Intermediate layers of the grow prun tuple are conserving the output dimension of the previous layer and don't have a notion of neurons.

We retrieve the grow prun tuple matching layer x10 and prun four neurons. The training is again continued afterward.

In [4]:
gp_tuples = parsed_model.grow_prun_tuples
print('pruning neurons in layer: ' + gp_tuples[1].first_layer.name)
parsed_model.prun(gp_tuples[1], [1, 4, 5, 8], optimizer, compile_fn)
parsed_model.summary()

parsed_model.internal_model.compile(optimizer, loss_fn, metrics)
parsed_model.internal_model.fit(ds_train, epochs=1)

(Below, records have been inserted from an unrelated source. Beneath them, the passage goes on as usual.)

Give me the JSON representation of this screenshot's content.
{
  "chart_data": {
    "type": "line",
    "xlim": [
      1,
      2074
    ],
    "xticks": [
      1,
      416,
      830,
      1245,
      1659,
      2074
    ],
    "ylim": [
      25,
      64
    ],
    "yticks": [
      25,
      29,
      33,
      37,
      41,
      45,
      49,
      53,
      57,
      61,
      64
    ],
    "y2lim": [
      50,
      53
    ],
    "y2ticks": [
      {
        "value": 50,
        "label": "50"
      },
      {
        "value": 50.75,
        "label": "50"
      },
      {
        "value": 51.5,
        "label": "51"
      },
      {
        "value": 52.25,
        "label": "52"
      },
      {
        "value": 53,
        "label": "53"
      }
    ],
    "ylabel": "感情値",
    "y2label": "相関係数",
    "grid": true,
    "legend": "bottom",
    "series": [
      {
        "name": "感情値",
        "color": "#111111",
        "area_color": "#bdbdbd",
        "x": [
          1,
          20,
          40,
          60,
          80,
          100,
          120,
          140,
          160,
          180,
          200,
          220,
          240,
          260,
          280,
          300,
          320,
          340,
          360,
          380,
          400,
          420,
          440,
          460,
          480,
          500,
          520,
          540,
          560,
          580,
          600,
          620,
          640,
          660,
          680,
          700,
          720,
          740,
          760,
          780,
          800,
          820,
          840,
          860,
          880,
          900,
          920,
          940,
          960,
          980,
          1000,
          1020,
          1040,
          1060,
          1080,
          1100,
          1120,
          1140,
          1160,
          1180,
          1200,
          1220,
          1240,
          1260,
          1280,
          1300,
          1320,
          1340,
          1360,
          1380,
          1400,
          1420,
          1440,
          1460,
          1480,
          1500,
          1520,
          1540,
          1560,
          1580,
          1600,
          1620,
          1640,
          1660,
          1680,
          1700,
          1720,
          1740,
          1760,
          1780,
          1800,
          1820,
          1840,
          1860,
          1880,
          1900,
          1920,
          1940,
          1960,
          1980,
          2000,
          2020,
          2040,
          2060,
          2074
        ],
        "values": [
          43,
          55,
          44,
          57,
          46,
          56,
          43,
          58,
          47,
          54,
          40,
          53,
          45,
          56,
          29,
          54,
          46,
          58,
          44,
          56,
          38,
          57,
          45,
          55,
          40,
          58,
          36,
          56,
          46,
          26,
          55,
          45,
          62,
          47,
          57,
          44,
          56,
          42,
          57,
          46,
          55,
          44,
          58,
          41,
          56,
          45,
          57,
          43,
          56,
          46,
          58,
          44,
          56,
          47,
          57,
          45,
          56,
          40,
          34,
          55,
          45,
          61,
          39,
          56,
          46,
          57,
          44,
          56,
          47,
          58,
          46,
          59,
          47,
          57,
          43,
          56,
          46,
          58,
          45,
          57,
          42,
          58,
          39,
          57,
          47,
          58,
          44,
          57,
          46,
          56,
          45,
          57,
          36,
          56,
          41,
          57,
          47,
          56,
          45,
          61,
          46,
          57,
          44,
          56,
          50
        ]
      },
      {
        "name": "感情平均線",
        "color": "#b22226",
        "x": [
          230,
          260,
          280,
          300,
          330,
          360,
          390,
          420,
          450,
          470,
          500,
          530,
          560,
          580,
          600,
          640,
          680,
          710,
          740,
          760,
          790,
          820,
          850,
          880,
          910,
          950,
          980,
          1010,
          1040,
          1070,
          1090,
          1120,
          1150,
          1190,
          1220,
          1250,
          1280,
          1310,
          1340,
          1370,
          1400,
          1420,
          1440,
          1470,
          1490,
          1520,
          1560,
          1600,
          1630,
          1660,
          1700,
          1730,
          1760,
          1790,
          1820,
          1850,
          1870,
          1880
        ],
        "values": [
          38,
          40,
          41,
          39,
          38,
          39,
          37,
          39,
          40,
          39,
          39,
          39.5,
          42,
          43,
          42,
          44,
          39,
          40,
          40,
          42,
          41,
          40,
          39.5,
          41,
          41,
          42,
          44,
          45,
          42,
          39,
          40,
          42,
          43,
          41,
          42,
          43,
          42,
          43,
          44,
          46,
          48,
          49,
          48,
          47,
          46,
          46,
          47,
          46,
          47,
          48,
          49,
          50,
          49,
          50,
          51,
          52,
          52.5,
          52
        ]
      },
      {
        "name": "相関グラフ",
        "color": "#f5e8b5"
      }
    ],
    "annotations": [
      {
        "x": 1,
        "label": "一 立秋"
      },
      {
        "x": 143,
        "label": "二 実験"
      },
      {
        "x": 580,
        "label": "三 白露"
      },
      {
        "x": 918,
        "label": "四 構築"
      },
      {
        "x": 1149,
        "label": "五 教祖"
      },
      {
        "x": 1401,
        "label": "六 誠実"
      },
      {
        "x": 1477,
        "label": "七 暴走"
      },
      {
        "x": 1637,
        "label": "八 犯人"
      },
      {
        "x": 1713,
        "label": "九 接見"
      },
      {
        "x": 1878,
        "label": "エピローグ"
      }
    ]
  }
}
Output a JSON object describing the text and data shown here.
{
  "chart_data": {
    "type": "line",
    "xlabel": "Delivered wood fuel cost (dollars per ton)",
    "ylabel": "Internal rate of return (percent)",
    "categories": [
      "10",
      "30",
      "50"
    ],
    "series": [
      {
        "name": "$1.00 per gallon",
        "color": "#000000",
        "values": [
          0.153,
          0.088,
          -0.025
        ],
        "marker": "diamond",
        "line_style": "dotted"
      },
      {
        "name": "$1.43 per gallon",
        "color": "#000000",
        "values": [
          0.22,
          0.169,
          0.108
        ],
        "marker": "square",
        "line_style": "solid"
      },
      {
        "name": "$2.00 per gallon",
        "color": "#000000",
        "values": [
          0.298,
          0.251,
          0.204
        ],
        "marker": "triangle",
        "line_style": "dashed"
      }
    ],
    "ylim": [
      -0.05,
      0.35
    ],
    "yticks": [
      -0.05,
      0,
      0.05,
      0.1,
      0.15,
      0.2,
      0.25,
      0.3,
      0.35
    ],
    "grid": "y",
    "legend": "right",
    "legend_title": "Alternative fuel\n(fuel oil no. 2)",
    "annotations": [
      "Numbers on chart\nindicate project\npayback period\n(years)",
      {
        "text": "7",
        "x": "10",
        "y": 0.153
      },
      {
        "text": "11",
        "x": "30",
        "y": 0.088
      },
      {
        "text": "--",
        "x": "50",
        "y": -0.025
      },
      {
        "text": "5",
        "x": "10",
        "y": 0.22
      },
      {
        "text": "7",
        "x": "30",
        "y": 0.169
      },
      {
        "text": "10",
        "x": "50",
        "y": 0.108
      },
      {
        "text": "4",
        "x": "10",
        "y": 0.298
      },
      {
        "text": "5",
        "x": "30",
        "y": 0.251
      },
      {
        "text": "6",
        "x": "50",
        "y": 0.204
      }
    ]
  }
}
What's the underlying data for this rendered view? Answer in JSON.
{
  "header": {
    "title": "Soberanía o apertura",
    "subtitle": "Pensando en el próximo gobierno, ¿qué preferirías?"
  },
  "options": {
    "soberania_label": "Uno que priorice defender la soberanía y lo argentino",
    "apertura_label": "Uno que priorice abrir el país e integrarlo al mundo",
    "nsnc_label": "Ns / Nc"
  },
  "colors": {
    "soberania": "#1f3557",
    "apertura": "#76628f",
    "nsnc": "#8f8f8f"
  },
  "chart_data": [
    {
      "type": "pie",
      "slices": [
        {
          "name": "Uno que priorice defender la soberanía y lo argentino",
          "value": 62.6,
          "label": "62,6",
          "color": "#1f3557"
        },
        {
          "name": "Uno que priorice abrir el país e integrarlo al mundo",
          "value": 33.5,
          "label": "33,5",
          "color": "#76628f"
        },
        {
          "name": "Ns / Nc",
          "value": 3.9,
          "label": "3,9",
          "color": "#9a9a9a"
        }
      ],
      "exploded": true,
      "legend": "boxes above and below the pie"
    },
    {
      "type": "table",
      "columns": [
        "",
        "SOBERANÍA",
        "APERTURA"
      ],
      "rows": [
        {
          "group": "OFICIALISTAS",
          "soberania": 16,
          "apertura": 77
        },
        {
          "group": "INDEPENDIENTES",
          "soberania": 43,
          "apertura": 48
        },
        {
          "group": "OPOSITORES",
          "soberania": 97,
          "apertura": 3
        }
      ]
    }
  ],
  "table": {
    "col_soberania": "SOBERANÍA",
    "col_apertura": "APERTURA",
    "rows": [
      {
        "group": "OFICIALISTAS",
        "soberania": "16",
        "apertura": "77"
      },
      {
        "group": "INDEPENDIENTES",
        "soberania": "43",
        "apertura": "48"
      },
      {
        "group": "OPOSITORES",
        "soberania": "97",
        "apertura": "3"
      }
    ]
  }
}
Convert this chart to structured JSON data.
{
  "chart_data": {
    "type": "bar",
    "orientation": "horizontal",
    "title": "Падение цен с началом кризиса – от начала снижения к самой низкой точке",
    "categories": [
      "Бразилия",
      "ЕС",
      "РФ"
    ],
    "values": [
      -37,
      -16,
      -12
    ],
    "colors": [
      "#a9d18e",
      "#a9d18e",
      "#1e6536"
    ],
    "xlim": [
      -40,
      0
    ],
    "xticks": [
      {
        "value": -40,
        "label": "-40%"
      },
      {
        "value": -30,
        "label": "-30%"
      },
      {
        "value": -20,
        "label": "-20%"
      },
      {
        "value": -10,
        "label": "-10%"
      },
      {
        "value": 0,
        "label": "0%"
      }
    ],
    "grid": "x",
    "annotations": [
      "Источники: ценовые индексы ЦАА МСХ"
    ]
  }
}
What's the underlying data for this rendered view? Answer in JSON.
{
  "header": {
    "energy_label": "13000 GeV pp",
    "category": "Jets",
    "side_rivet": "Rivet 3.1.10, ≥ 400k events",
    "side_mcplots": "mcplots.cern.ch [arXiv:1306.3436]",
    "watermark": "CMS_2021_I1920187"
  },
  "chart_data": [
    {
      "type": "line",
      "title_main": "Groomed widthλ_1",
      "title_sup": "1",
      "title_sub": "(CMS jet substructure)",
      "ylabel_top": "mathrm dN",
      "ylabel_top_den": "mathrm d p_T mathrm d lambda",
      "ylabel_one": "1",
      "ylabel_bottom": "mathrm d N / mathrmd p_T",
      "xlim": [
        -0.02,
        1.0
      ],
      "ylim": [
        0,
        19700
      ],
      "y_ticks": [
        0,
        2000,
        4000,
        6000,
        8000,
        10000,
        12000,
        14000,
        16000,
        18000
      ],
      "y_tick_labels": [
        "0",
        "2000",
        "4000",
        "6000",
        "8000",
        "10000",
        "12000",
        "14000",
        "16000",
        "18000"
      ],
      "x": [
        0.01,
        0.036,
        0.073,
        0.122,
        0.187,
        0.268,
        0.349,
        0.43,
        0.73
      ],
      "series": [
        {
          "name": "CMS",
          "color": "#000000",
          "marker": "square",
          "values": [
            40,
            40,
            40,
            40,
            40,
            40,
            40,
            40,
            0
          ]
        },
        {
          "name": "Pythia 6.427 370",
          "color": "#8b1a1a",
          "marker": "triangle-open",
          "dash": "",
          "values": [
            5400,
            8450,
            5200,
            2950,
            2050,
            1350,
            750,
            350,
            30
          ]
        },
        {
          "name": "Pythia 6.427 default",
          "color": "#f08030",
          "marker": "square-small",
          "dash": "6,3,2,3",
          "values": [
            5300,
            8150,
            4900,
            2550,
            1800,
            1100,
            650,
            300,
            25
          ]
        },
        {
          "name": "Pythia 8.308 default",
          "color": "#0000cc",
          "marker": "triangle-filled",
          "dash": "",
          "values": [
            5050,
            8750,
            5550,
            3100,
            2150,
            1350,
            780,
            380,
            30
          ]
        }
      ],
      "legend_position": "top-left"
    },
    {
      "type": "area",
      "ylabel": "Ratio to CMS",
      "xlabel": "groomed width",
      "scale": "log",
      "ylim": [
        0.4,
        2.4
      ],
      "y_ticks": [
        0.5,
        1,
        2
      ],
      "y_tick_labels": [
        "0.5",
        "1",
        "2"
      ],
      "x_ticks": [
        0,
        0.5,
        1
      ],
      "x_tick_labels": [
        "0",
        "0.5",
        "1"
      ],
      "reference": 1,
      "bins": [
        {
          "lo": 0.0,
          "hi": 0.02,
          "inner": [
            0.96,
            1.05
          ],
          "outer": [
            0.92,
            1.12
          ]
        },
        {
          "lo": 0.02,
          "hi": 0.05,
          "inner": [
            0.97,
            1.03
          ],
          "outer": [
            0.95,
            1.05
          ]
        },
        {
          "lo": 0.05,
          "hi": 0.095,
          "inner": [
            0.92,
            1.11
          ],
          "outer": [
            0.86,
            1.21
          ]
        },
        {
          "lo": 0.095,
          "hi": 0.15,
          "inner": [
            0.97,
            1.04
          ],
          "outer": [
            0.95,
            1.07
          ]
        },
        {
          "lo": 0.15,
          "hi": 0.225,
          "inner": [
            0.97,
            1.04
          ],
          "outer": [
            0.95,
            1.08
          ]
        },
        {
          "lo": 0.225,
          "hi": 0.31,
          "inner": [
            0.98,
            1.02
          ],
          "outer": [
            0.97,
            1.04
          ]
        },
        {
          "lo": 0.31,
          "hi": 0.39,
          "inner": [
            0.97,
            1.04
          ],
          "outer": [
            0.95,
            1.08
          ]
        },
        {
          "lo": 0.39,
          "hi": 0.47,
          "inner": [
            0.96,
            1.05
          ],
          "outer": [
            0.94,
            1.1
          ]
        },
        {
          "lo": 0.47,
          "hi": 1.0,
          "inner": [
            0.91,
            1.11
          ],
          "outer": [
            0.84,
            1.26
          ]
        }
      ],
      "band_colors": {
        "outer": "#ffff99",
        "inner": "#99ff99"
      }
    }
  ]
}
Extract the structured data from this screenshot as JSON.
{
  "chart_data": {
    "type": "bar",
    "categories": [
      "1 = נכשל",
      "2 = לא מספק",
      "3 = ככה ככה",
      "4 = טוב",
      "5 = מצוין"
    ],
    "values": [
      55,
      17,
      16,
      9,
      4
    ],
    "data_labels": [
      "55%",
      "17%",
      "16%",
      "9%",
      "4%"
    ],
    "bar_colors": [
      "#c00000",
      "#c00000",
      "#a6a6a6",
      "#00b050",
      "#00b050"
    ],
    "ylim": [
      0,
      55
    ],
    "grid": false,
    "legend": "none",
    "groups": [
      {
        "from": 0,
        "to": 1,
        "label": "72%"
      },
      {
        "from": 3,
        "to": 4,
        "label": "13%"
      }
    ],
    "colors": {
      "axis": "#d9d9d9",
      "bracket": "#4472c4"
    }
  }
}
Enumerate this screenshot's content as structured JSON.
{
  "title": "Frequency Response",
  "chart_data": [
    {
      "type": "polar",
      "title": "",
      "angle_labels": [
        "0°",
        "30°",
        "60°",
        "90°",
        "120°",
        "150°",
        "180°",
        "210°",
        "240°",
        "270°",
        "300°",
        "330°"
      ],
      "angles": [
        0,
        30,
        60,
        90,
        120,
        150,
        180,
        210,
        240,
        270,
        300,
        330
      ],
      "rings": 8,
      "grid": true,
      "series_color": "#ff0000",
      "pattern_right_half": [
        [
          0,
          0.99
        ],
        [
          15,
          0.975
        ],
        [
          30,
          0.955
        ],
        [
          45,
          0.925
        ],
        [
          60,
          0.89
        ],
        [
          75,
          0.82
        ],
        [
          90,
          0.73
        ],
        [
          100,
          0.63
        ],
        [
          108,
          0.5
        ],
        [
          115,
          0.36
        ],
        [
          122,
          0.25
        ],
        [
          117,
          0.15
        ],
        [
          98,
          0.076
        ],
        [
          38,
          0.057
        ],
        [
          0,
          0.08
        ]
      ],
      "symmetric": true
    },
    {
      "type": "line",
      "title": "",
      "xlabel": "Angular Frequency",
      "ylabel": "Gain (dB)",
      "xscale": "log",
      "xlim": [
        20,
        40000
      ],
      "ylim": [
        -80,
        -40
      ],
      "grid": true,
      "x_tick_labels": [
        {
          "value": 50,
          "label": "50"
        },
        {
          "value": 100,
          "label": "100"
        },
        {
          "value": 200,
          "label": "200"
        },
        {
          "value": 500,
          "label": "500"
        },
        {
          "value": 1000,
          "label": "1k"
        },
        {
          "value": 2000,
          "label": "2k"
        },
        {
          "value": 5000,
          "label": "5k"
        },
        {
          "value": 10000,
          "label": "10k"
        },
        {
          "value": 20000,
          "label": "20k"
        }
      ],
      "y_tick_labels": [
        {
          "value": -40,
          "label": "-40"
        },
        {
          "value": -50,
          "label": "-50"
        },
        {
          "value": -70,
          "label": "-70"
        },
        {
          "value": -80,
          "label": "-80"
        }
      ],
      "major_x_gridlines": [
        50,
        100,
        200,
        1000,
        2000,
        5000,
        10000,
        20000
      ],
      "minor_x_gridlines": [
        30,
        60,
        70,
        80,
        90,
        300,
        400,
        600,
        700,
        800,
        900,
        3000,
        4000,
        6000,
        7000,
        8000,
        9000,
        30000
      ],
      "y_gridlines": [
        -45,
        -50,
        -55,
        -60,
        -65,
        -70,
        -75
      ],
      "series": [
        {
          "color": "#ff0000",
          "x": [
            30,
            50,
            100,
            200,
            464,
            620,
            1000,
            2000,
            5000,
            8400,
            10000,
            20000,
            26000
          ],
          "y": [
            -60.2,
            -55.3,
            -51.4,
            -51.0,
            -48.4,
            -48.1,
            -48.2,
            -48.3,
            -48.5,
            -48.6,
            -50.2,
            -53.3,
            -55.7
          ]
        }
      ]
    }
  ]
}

pruning neurons in layer: x10
Model: "model"
__________________________________________________________________________________________________
 Layer (type)                   Output Shape         Param #     Connected to                     
 x0 (InputLayer)                [(None, 60, 60, 3)]  0           []                               
                                                                                                  
 x1 (AdaptionLayer)             (None, 60, 60, 8)    224         ['x0[0][0]']                     
                                                                                                  
 x2 (AdaptionLayer)             (None, 60, 60, 8)    32          ['x1[0][0]']                     
                                                                                                  
 x14 (AdaptionLayer)            (None, 60, 60, 8)    1608        ['x2[0][0]']                     
                                                                

<keras.callbacks.History at 0x7f12446022e0>

A growing criterion for neuron-level pruning might choose to add neurons/filters to the layer x3. For sake of brevity a simple zero initializer is supplied for the newly initialized weights in the first layer, intermediate layer and last layer.
However, it should be noted that the newly initialized weights can also be specified with numpy arrays or tensorflow tensors. After growing the model is trained one last time.

In [5]:
gp_tuples = parsed_model.grow_prun_tuples
print('growing neurons in layer: ' + gp_tuples[0].first_layer.name)
zeros_init = tf.keras.initializers.Zeros()
init_dict = {'first': [zeros_init, zeros_init], 'intermediate': [[zeros_init, zeros_init, zeros_init, zeros_init]], 'last': [zeros_init, zeros_init]}
parsed_model.grow(gp_tuples[0], 2, init_dict, optimizer, compile_fn)

parsed_model.internal_model.compile(optimizer, loss_fn, metrics)
parsed_model.internal_model.fit(ds_train, epochs=1)

growing neurons in layer: x3


<keras.callbacks.History at 0x7f12442bf2b0>

In this demonstration layer-level and neuron-level growing and pruning was performed, intermixed with training the model. For all caveats that apply consult the documentation.